The increasingly bold attack on people with physical, emotional, and mental handicaps disguised as mercy killing spurred the chairman of the Social Ministry Commission, Judy Bennett, to ask the Respect Life Committee for help in understanding how to track and act on euthanasia legislation. Other coordinated efforts by the committee include scheduling the Hour of Prayer times during the year to pray for an end to abortion and spiritual and emotional healing for women who have had abortions.

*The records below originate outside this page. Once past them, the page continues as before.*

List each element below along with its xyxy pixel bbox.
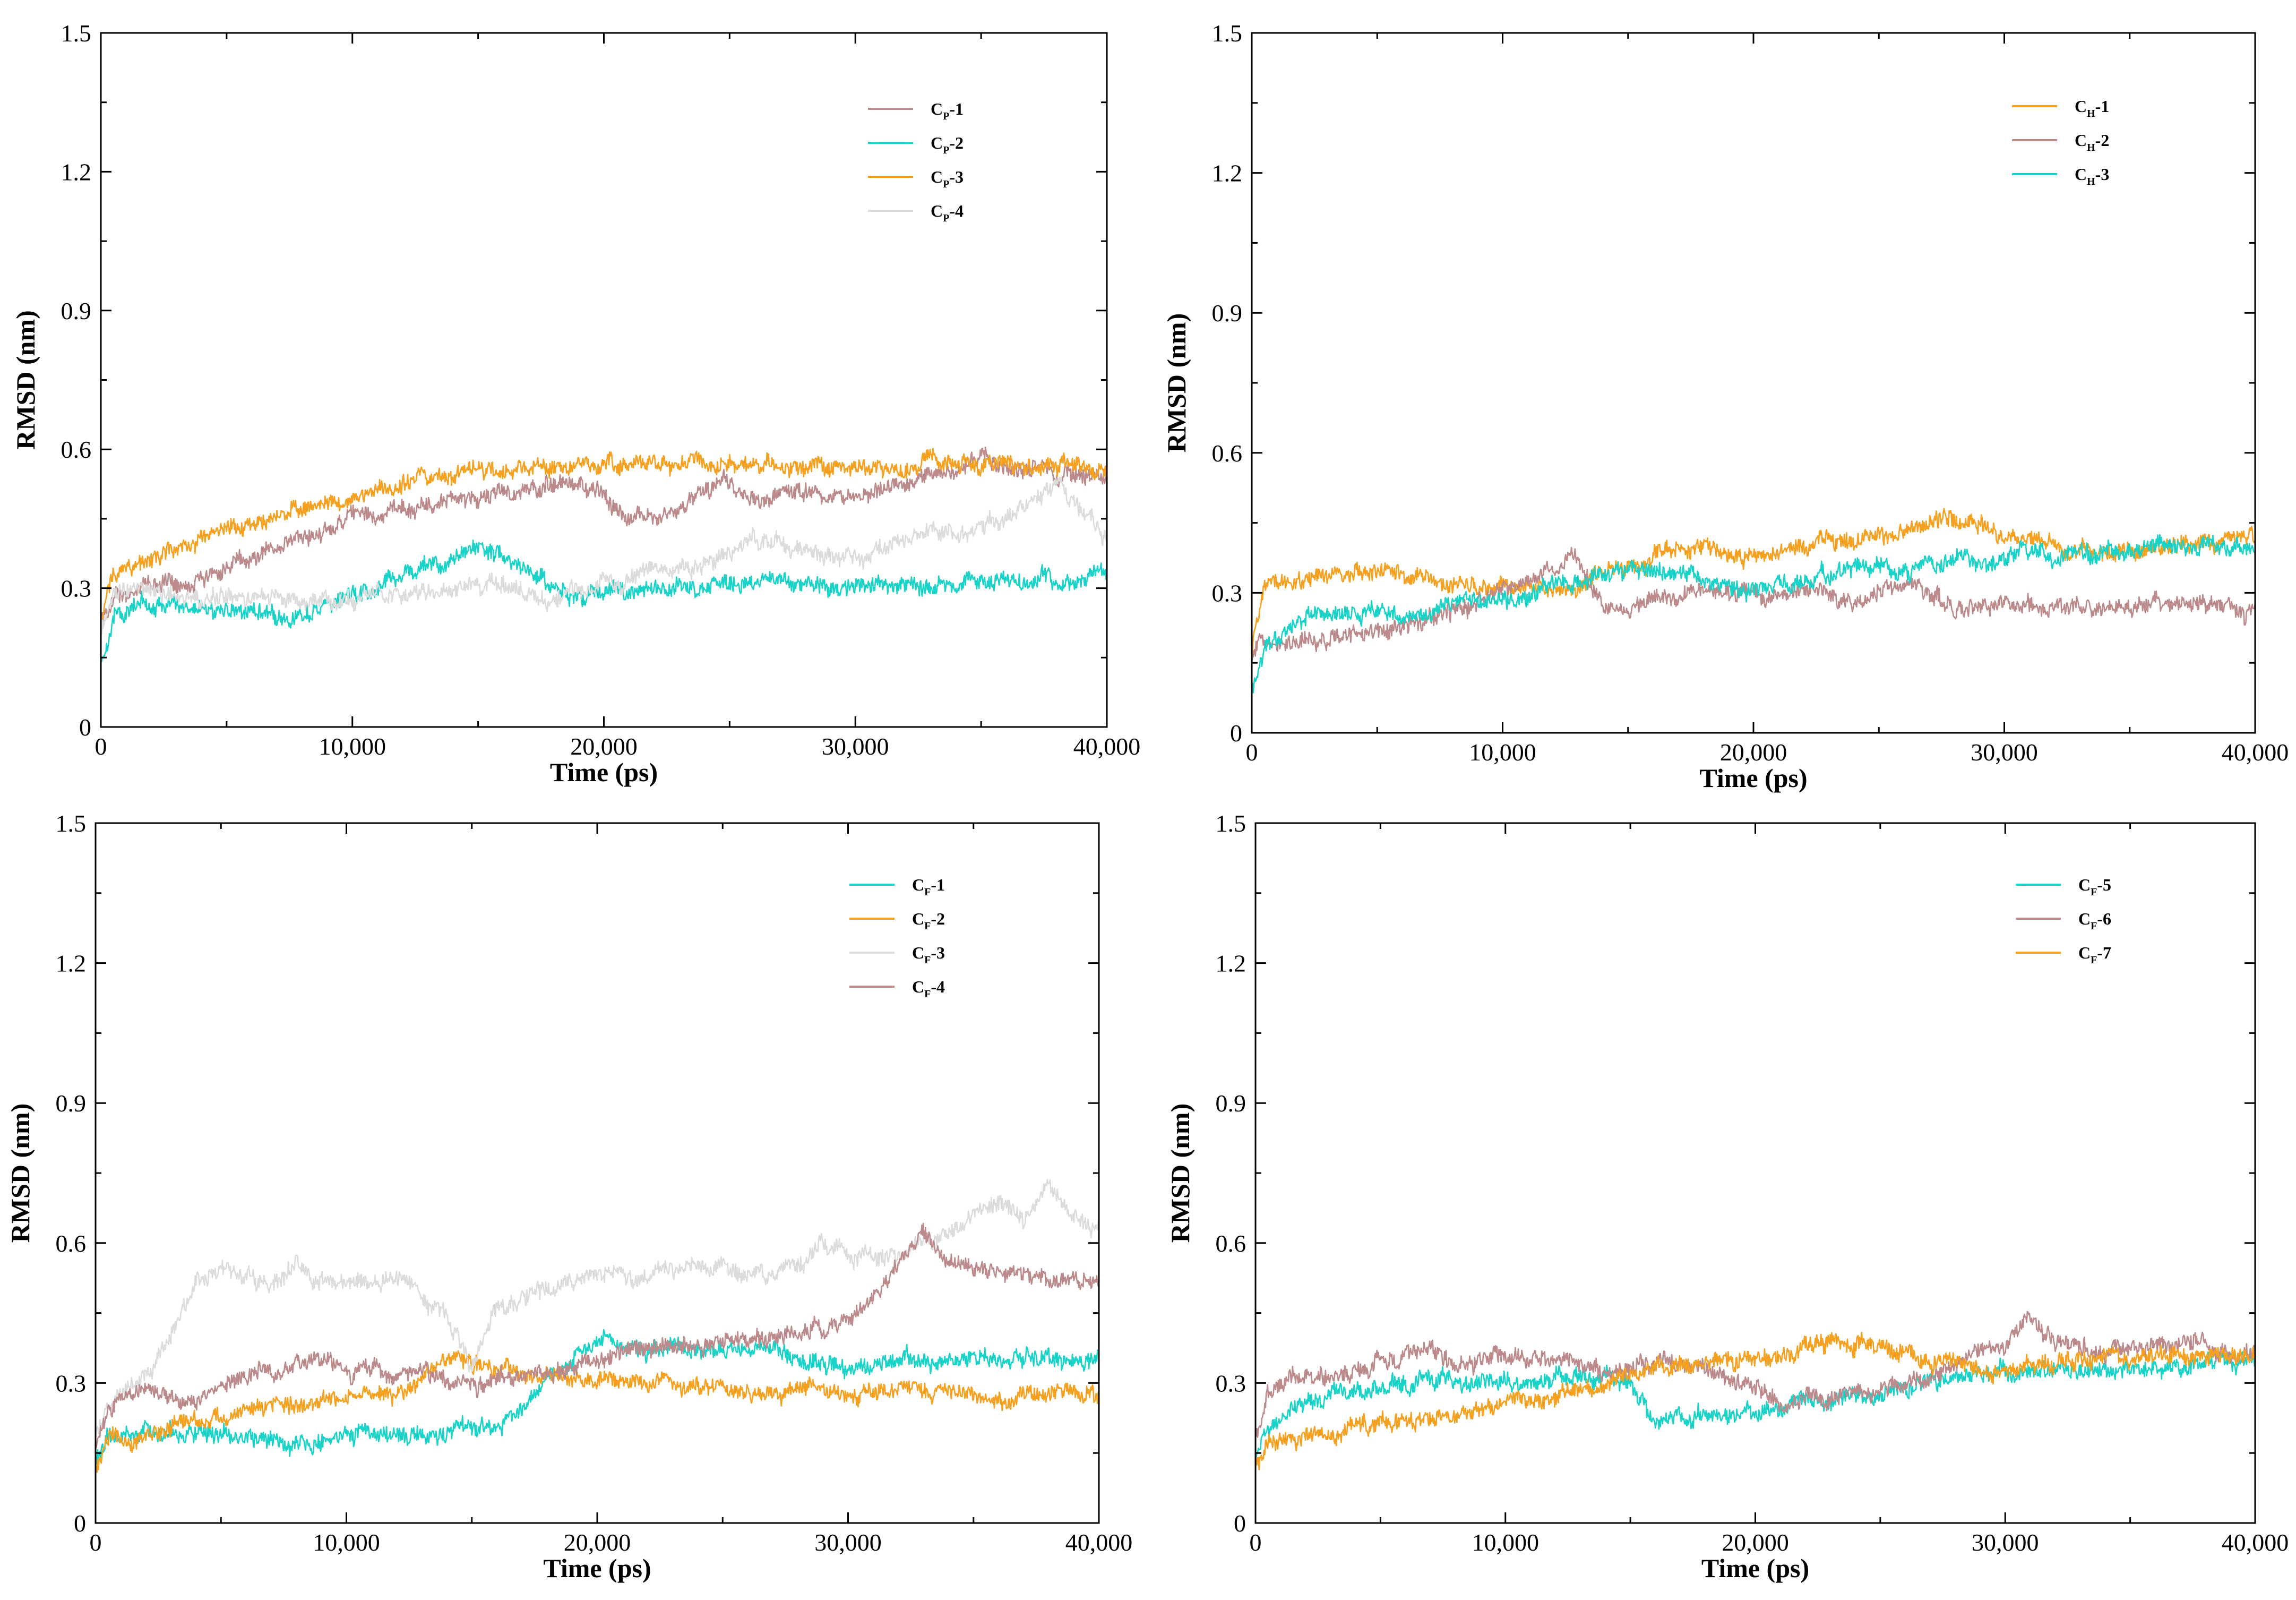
legend-label-cp-4: CP-4 — [931, 201, 964, 224]
y-tick-label: 1.2 — [1212, 160, 1243, 187]
series-line-cf-4 — [96, 1222, 1099, 1449]
y-tick-label: 0.6 — [1212, 440, 1243, 467]
series-line-cp-2 — [101, 539, 1107, 663]
y-tick-label: 0.9 — [1216, 1090, 1246, 1117]
chart-panel-1: 0 10,000 20,000 30,000 40,000 0 0.3 0.6 0.9 1.2 1.… — [11, 20, 1140, 787]
legend-label-cp-1: CP-1 — [931, 99, 964, 122]
y-axis-title: RMSD (nm) — [5, 1103, 35, 1243]
y-tick-label: 0.9 — [1212, 300, 1243, 327]
y-axis-title: RMSD (nm) — [1165, 1103, 1195, 1243]
series-line-cp-1 — [101, 446, 1107, 628]
x-tick-label: 10,000 — [313, 1529, 380, 1556]
x-tick-label: 10,000 — [1472, 1529, 1540, 1556]
legend-label-ch-2: CH-2 — [2075, 131, 2109, 153]
x-tick-label: 10,000 — [1469, 739, 1536, 766]
y-tick-label: 0 — [74, 1510, 86, 1537]
series-line-cf-2 — [96, 1350, 1099, 1473]
series-group — [1252, 508, 2255, 694]
x-tick-label: 40,000 — [2222, 1529, 2289, 1556]
legend-label-cp-3: CP-3 — [931, 167, 964, 190]
x-tick-label: 40,000 — [1073, 733, 1141, 760]
legend: CP-1 CP-2 CP-3 CP-4 — [868, 99, 964, 224]
x-tick-label: 20,000 — [1722, 1529, 1789, 1556]
y-tick-label: 0.3 — [1212, 579, 1243, 606]
y-tick-label: 0.9 — [56, 1090, 87, 1117]
series-line-ch-3 — [1252, 534, 2255, 694]
x-tick-label: 30,000 — [1971, 739, 2038, 766]
legend-label-cp-2: CP-2 — [931, 133, 964, 156]
y-tick-label: 0.6 — [56, 1230, 87, 1257]
legend-label-cf-5: CF-5 — [2078, 875, 2111, 898]
x-axis-title: Time (ps) — [550, 757, 658, 787]
series-line-cf-1 — [96, 1329, 1099, 1465]
y-tick-label: 0.9 — [61, 297, 92, 324]
x-axis-title: Time (ps) — [1701, 1553, 1809, 1583]
x-tick-label: 0 — [1246, 739, 1258, 766]
y-tick-label: 0.3 — [61, 575, 92, 602]
series-line-cf-6 — [1256, 1311, 2255, 1438]
y-tick-label: 0.6 — [1216, 1230, 1246, 1257]
x-tick-label: 40,000 — [2222, 739, 2289, 766]
y-tick-label: 1.5 — [56, 810, 87, 837]
legend: CH-1 CH-2 CH-3 — [2012, 97, 2109, 187]
series-line-cp-4 — [101, 476, 1107, 636]
series-group — [96, 1179, 1099, 1473]
legend-label-cf-6: CF-6 — [2078, 909, 2111, 932]
x-tick-label: 20,000 — [564, 1529, 631, 1556]
series-line-ch-2 — [1252, 546, 2255, 663]
x-tick-label: 20,000 — [1720, 739, 1787, 766]
chart-panel-3: 0 10,000 20,000 30,000 40,000 0 0.3 0.6 0.9 1.2 1.… — [5, 810, 1132, 1583]
legend-label-cf-1: CF-1 — [912, 875, 945, 898]
y-tick-label: 0.3 — [56, 1370, 87, 1397]
series-line-cf-5 — [1256, 1348, 2255, 1458]
y-tick-label: 0.3 — [1216, 1370, 1246, 1397]
y-tick-label: 1.2 — [1216, 950, 1246, 977]
y-tick-label: 0 — [1234, 1510, 1246, 1537]
y-tick-label: 1.5 — [1216, 810, 1246, 837]
legend-label-cf-4: CF-4 — [912, 977, 945, 1000]
x-tick-label: 0 — [1250, 1529, 1262, 1556]
chart-panel-2: 0 10,000 20,000 30,000 40,000 0 0.3 0.6 0.9 1.2 1.… — [1162, 20, 2289, 793]
x-tick-label: 0 — [90, 1529, 102, 1556]
y-tick-label: 0 — [79, 714, 91, 741]
x-tick-label: 30,000 — [1972, 1529, 2039, 1556]
x-axis-title: Time (ps) — [543, 1553, 651, 1583]
legend: CF-1 CF-2 CF-3 CF-4 — [849, 875, 945, 1000]
x-tick-label: 30,000 — [822, 733, 889, 760]
x-axis-title: Time (ps) — [1699, 763, 1807, 793]
legend-label-cf-3: CF-3 — [912, 943, 945, 966]
x-tick-label: 30,000 — [814, 1529, 882, 1556]
series-line-cp-3 — [101, 448, 1107, 631]
legend-label-ch-1: CH-1 — [2075, 97, 2109, 119]
series-group — [101, 446, 1107, 663]
legend: CF-5 CF-6 CF-7 — [2016, 875, 2111, 966]
y-tick-label: 1.5 — [61, 20, 92, 47]
x-tick-label: 40,000 — [1065, 1529, 1133, 1556]
y-axis-title: RMSD (nm) — [11, 310, 40, 449]
x-tick-label: 10,000 — [319, 733, 386, 760]
series-group — [1256, 1311, 2255, 1470]
x-tick-label: 0 — [95, 733, 107, 760]
legend-label-cf-7: CF-7 — [2078, 943, 2111, 966]
y-axis-title: RMSD (nm) — [1162, 313, 1191, 452]
y-tick-label: 0 — [1230, 720, 1242, 747]
legend-label-ch-3: CH-3 — [2075, 165, 2109, 187]
series-line-cf-3 — [96, 1179, 1099, 1440]
y-tick-label: 1.5 — [1212, 20, 1243, 47]
y-tick-label: 1.2 — [61, 158, 92, 185]
x-tick-label: 20,000 — [570, 733, 638, 760]
y-tick-label: 0.6 — [61, 436, 92, 463]
legend-label-cf-2: CF-2 — [912, 909, 945, 932]
series-line-cf-7 — [1256, 1331, 2255, 1470]
plot-frame — [94, 822, 1100, 1524]
y-tick-label: 1.2 — [56, 950, 87, 977]
chart-panel-4: 0 10,000 20,000 30,000 40,000 0 0.3 0.6 0.9 1.2 1.… — [1165, 810, 2289, 1583]
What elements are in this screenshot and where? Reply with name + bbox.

At a special Mass in December prayers are offered for those who have suffered or know of someone who has suffered the loss of a child through disease, accident, crime, miscarriage, or abortion. Parishioners are invited to approach the altar and light a candle in their memory. The parish young mothers' group hosts a reception afterward.

No church pro-life program would be complete if it overlooked the needs of a population targeted by pro-abortionists: adolescents. Larry Hart and his wife, Darlene, served as sponsors for the Life Savers, teens associated with the Respect Life Committee. The teenagers' energy showed up in many ways.

For example, the Life Savers developed skits on respect life themes as participants at statewide Respect Life Congresses. Some of the skits were so good that they took them on the road to youth groups at various parishes. Beginning in 1992, the committee began to provide a modest stipend for parish teens to attend the annual National Right to Life Conventions to work as volunteers.

Once on site they set up the conventions, assisted staff, provided child care, and staffed convention exhibits in Washington, D.C., Nashville, Milwaukee, Chicago, Houston, and Orlando.

At each convention they met national pro-life speakers and leaders, met hundreds of teens from across the nation, and attended Teens for Life workshops. Some of the original Life Saver teens are now in their early to- mid-20s. Some have finished college, some have begun careers, and some are married. Over the years they have reached out to fellow teens, carried the pro-life message to family members, and counseled co-workers in danger of having an abortion. Our Respect Life Committee faithfully responds to their requests for pro-life materials.

As mentioned at the outset no Respect Life Committee has to be large in number to be successful. Our small committee did not undertake its wide variety of projects all at once. The successes of our Respect Life Committee are a result of a small core of members willing to meet regularly over the years to plan projects that reach out and involve others who are pro-life.

Over the long term each project, building on past projects, magnifies the visibility of respect life issues and builds its part of the church's mosaic to proclaim the Gospel of Life and the dignity of every human person.